Decrying others ignorance of Mexican food and then implying burritos were invented by Taco Bell is ironic. While Mexican immigration and thus any representation of authentic Mexican food is relatively new here in Canada, it is not south of the border.
Long time Mexican influences on local cusine can not only be seen in California, Texas and the southwest, but in the places like Mississippi where the tamale (as it is called there) was introduced by Mexican cotton pickers a hundred years ago. Now with the accelerated immigration to other centers like Chicago, the lesson appears to be after the local taquerias/taco stands appear, eventually comes the other and higher end stuff. With a place like Milagro it seems to be starting. Let's hope that holds true here.

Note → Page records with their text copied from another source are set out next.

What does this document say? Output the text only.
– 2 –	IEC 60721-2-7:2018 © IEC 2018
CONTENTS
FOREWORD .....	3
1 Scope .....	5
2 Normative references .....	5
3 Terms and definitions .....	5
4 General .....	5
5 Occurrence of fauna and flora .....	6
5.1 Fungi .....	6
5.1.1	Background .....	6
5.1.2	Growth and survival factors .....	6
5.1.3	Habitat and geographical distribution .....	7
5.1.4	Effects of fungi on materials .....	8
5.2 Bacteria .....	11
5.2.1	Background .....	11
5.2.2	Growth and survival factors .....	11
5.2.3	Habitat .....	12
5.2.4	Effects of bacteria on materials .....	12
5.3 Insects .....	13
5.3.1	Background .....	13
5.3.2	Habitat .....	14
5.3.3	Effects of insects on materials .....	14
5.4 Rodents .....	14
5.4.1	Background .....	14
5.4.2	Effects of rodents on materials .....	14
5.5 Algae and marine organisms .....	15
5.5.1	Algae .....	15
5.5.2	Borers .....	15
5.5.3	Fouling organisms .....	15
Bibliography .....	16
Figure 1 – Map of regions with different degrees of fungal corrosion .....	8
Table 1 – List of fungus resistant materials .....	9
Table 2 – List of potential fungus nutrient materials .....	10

Yes, i definetly didnt find it authentic, however, I dont think you can really go there to expect authentic Mexican. In fact, it wasnt even very tex-mex style. I would call it mexican inspired.
I've been to different places in Mexico about twenty times, so I think I know a bit about Mexican food. The food in Mexico is as varied as its people. While there are certain things that are staples of the Mexican food experience - taco soup,
chiles rellenos, chiles en nogada, fresh guacamole, etc. -
the Mexicans eat much of the same food that we do. They have fresh fish quite often, the eat steak as well...all prepared in their special way. The people who own Johny Banana and Milagros are MEXICAN, and they are cooking Mexican food in their own way. Who are we to judge what is and is NOT authentic? There are many different recipes and many different interpretations of various Mexican dishes, just as there are for my Hungarian cabbage rolls! If you go to either of these restaurants and are unhappy with the quality of the ingredients, or the the freshness of them, so be it. But don't say that they're not MEXICAN! How insulting.